Chapter 1 Cell Physiology
Clinical note: In I-cell disease, the process of post-translational modification is impaired. The Golgi apparatus is unable to tag proteins with M6P because of a deficiency of a phosphorylating enzyme. Lysosomal enzyme precursors are therefore secreted from the cell instead of being taken up by lysosomes, resulting in impaired lysosomal function. The characteristic pathologic finding is the presence of inclusions within the cytoplasm. Death commonly results from cardiopulmonary complications (as a result of inclusions in heart valves) during childhood.
Clinical note: There are more than 45 lysosomal storage diseases, caused by impairment of lysosomal function, usually secondary to an inherited deficiency in a hydrolytic enzyme (Table 1-3). The resulting lipid accumulation within lysosomes eventually hinders the activity of cells in many organs, including the liver, heart, and brain. As with I-cell disease, clinical symptoms are severe, and average life expectancy across the entire group of diseases is approximately 15 years, reflecting the importance of normal lysosomal function.
Clinical note: When mitochondrial dysfunction is inherited through mitochondrial DNA, all offspring are equally affected, but only female offspring pass on the disorder.
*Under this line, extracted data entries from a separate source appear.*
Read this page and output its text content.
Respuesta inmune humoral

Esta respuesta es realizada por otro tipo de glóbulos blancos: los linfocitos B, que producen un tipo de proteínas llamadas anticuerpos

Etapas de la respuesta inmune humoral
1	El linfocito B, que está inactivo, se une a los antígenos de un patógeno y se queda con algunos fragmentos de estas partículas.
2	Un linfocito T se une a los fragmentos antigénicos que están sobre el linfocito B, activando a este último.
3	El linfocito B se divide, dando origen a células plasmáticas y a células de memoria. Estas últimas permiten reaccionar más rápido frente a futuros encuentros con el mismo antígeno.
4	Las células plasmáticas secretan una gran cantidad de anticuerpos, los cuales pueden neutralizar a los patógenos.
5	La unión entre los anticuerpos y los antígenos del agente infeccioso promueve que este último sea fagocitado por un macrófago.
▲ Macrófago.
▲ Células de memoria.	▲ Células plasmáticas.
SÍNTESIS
However, other types of mitochondrial dysfunction result from defects in specific proteins that are coded by nuclear DNA but function in the mitochondria, such as Leber hereditary optic neuropathy (LHON), which is characterized by loss of vision in the center of the visual field. LHON is believed to be a result of decreased mitochondrial function and resulting lack of energy in the optic nerve and retina. Disorders resulting from mutations in nuclear genes encoding mitochondrial proteins can be passed on from both male and female offspring.
Clinical note: In hereditary spherocytosis, a form of hemolytic anemia, most patients have mutations in the ankyrin gene, which causes impaired function of the membrane protein spectrin in red blood cells (RBCs). The characteristically spherical, mechanically unstable, and relatively inflexible RBCs tend to rupture within blood vessels and, because of their inflexibility, become lodged and subsequently scavenged within the splenic cords, resulting in a decrease in the number of circulating RBCs. The classic presentation is jaundice, splenomegaly, and anemia that typically resolves after splenectomy.
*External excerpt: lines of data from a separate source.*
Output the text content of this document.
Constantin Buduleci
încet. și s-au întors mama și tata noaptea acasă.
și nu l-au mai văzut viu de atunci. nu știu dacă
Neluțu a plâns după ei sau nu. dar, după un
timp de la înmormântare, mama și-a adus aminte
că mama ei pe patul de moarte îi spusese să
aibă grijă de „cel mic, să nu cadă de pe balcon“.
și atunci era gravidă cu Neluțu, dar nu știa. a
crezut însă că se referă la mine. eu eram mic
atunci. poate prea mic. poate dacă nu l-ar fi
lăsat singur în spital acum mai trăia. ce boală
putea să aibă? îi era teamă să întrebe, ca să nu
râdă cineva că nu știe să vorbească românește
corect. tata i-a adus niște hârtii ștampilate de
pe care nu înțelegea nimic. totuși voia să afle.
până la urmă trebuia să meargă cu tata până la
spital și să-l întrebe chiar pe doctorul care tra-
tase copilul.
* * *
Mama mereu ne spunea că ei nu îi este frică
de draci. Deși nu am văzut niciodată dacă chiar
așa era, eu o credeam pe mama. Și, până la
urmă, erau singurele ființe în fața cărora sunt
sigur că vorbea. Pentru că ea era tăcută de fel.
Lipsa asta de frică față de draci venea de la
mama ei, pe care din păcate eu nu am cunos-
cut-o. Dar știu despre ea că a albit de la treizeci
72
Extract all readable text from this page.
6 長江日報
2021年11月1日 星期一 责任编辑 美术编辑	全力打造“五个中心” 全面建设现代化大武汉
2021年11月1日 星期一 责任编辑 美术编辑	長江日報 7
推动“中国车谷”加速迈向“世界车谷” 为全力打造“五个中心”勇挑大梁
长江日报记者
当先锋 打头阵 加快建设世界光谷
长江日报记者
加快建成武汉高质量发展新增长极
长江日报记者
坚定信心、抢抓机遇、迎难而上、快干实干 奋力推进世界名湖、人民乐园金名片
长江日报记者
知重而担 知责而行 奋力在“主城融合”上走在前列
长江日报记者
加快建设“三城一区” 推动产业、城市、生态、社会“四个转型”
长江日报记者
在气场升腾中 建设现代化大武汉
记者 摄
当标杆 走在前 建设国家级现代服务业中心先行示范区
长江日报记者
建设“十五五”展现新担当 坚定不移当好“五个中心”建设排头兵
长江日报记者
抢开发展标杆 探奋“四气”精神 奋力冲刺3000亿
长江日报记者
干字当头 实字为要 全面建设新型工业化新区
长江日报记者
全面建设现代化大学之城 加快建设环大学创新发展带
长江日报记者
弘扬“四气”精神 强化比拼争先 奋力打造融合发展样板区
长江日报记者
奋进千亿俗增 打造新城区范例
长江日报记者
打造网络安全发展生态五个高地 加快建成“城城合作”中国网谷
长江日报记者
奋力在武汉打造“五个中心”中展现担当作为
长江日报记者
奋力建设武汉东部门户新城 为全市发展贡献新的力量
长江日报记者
Clinical note: In Kartagener syndrome (immotile cilia syndrome), ciliary dysmotility results in the clinical triad of bronchiectasis, chronic sinusitis, and situs inversus. Respiratory tract infections occur as a result of impaired mucociliary clearance. The reason for situs inversus is unknown, although normal ciliary function is postulated to be a requirement for visceral rotation during embryogenesis. Deafness and male infertility may also result from the impaired ciliary function.
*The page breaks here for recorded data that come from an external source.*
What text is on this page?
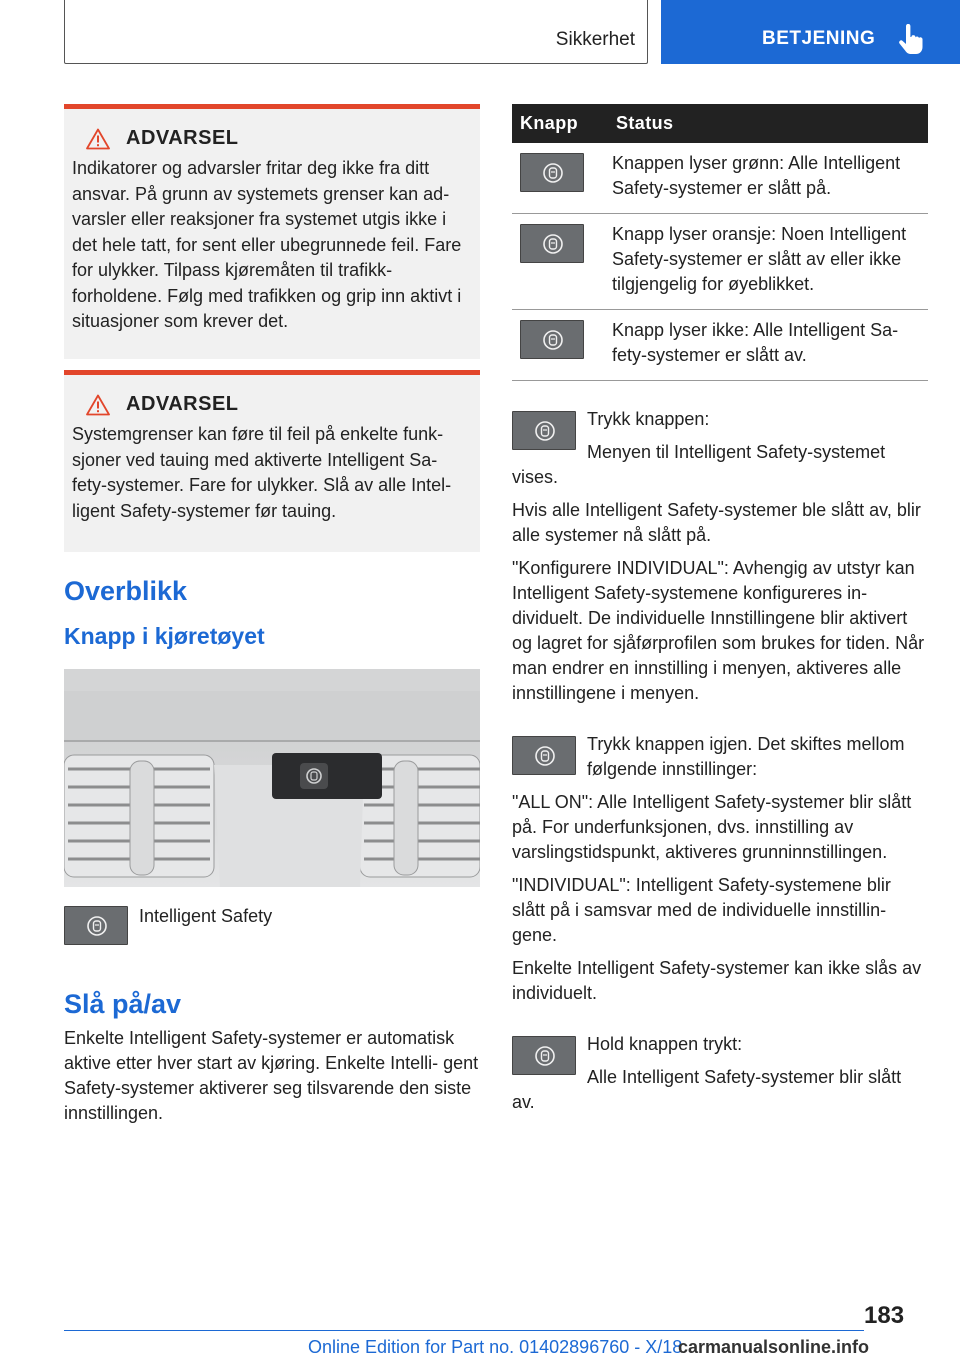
Sikkerhet	BETJENING
ADVARSEL

Indikatorer og advarsler fritar deg ikke fra ditt ansvar. På grunn av systemets grenser kan ad- varsler eller reaksjoner fra systemet utgis ikke i det hele tatt, for sent eller ubegrunnede feil. Fare for ulykker. Tilpass kjøremåten til trafikk- forholdene. Følg med trafikken og grip inn aktivt i situasjoner som krever det.

ADVARSEL

Systemgrenser kan føre til feil på enkelte funk- sjoner ved tauing med aktiverte Intelligent Sa- fety-systemer. Fare for ulykker. Slå av alle Intel- ligent Safety-systemer før tauing.

Overblikk
Knapp i kjøretøyet
Intelligent Safety
Slå på/av

Enkelte Intelligent Safety-systemer er automatisk aktive etter hver start av kjøring. Enkelte Intelli- gent Safety-systemer aktiverer seg tilsvarende den siste innstillingen.

Knapp	Status

	Knappen lyser grønn: Alle Intelligent Safety-systemer er slått på.

	Knapp lyser oransje: Noen Intelligent Safety-systemer er slått av eller ikke tilgjengelig for øyeblikket.

	Knapp lyser ikke: Alle Intelligent Sa- fety-systemer er slått av.

Trykk knappen:

Menyen til Intelligent Safety-systemet vises.

Hvis alle Intelligent Safety-systemer ble slått av, blir alle systemer nå slått på.

"Konfigurere INDIVIDUAL": Avhengig av utstyr kan Intelligent Safety-systemene konfigureres in- dividuelt. De individuelle Innstillingene blir aktivert og lagret for sjåførprofilen som brukes for tiden. Når man endrer en innstilling i menyen, aktiveres alle innstillingene i menyen.

Trykk knappen igjen. Det skiftes mellom følgende innstillinger:

"ALL ON": Alle Intelligent Safety-systemer blir slått på. For underfunksjonen, dvs. innstilling av varslingstidspunkt, aktiveres grunninnstillingen.

"INDIVIDUAL": Intelligent Safety-systemene blir slått på i samsvar med de individuelle innstillin- gene.

Enkelte Intelligent Safety-systemer kan ikke slås av individuelt.

Hold knappen trykt:

Alle Intelligent Safety-systemer blir slått av.

183
Online Edition for Part no. 01402896760 - X/18
carmanualsonline.info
Clinical note: The integrin GPIIb/IIIa is present on the surfaces of platelets and plays an important role in binding of platelets to fibrinogen. The drug eptifibatide (Integrilin) inhibits the GPIIb/IIIa receptor on platelets, thereby preventing platelet aggregation and thrombus formation. Integrilin is commonly used during angioplasty in high-risk cardiac patients.
Clinical note: Gas exchange in the lungs normally occurs very efficiently across the thin, lipid-rich pulmonary capillary and alveolar walls. However, in pathologic states such as pneumonia, gas exchange becomes less efficient because the accumulation of fluid increases the distance over which oxygen must diffuse.
Pharmacology note: Cardiac glycosides such as ouabain and digitalis inhibit the Na+,K+-ATPase (sodium) pump in the myocardium (see Fig. 1-6). This increases the amount of sodium inside the cell, triggering the Ca2+-Na+ countertransporter. More calcium is brought into the cell, which increases the contraction of atrial and ventricular myocardium and increases cardiac output.
Clinical note: Familial hypercholesterolemia is caused by a variety of mutations in the LDL receptor protein. The result is that plasma LDL particles cannot be effectively taken up by cells and therefore accumulate in the blood at high levels. Patients who are homozygous for these mutations typically die at an early age from atherosclerosis-induced myocardial infarction.